天心の文化財保護活動を語るときに、新納忠之介の名を欠かすことはできない。新納は天心とともに日本美術院創設に参加し、美術院第二部の責任者として国宝・仏像修復の分野で比類ない業績を残したが、修復を事業として軌道にのせるのは大変な努力を要した。特に1906年の美術院五浦移転の後は、奈良で独立採算の運営を余儀なくされた。新納らは、経営に資する目的で、有名寺院の仏像や正倉院の工芸品を複製して美術愛好家に販売していたが、実際には経費がかさんで失敗だったといわれている。これもその苦闘時代を偲ぶ販売品で、巫女の姿を郷土玩具風にユーモラスにアレンジしている。元本研究所員の大道氏が、新納の遺族を調査した折に譲り受けたゆかりの品である。
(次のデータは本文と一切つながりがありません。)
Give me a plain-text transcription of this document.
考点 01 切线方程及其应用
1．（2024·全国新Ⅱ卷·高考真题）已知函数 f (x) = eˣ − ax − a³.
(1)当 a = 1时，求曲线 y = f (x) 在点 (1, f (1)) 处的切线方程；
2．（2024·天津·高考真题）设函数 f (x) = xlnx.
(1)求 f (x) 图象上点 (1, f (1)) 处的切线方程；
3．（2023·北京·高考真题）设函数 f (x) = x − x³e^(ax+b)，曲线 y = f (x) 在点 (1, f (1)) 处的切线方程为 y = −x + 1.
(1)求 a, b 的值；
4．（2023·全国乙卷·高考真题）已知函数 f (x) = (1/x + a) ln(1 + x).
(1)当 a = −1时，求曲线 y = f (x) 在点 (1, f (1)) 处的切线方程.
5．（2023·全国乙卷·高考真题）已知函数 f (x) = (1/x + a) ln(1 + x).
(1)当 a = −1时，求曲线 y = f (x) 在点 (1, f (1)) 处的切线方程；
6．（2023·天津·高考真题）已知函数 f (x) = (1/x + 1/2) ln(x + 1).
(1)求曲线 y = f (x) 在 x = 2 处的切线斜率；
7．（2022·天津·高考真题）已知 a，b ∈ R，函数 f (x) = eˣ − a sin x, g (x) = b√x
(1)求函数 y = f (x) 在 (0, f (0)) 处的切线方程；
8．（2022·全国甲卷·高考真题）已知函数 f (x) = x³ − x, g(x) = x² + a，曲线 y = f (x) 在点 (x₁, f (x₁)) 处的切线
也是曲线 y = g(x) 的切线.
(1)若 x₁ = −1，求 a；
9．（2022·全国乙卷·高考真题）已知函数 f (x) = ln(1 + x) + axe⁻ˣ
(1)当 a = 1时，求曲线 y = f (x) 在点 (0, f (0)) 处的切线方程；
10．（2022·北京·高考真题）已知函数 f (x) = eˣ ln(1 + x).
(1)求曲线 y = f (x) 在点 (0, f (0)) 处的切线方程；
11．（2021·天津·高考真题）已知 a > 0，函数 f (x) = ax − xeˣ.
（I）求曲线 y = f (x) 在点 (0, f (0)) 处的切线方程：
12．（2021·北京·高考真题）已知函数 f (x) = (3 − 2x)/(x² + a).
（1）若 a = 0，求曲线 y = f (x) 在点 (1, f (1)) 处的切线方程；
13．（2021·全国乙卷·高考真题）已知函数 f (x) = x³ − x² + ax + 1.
雲海(1869-1925)は島根県安来市に生まれ、大工として建築彫刻に従事した後、高村光雲に弟子入りし木彫家となった。明治40年、天心の肝いりで創設された日本彫刻会に参加、平櫛田中とともに主力メンバーとなった。この作品は大正4年の日本彫刻会で展示された後、同年の文部省美術展覧会に出品された。明治43年以降は文展の審査員をつとめていた雲海の充実した時期の制作であり、評価も高かった。テーマについては当時からあいまいだったようで、タイトルからは十六夜叉神の一人で、曠野聚落に住んで仏に教化されたという曠野鬼を現代化した可能性や、天心(大正2年没)亡き後の日本彫刻会のイメージなどと想像されるが、確証はない。